Philippine president-elect Rodrigo Duterte on June 26 said in a speech that he intends to promote artificial birth control even if puts him in conflict with the Catholic Church.
The Catholic Church is a dominant force in the Philippines, as over four-fifths of the population of nearly 101 million people are Catholic.
“I will reinstall the program of family planning. Three [children] is enough,” the International Business Times reported Duterte as saying. Duterte also said he was opposing the Church because the Church was no longer “realistic.”
While Duterte was mayor of the southern city of Davao, he offered cash incentives to residents who agreed to undergo free vasectomy or ligation as well as to the doctors who provided them.
On his weekly TV show on June 25, Duterte accused Church officials of using "scare tactics" to discourage Catholics from using birth control, Politiko reports. “You tell the children that they will go to hell. You always use that to scare them. But that is not true. Hell is here,” he said.

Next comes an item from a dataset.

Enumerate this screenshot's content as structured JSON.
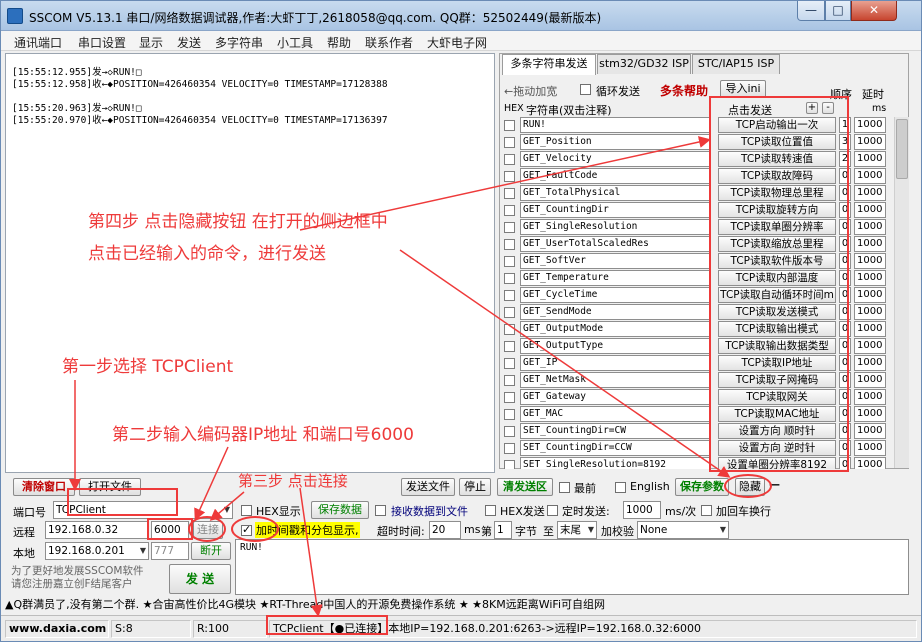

Filipino politicians in the past have largely tried avoiding friction with the Church by taking a vague position or not aggressively advocating contraceptive use.
Duterte’s successor, Benigno Aquino III, was involved in a high-profile quarrel for signing a reproductive health law in 2012 allowing the government finance acquisition and distribution of contraceptives.
Catholic leaders considered the law an attack on core Church values, but Aquino’s government said it helped the poor with birth control. Duterte praised Aquino for his policies on contraceptives in the same speech on June 27, the Washington Post reported.
Duterte does not seem to share the hesitance among Filipino politicians to oppose Catholic beliefs. In the same speech on June 26, he made fun of the Catholic practice of venerating saints, the PhilStar reports. He has also called the Church “the most hypocritical institution,” claiming that bishops teach morality but have failed to address clergy sexual abuses.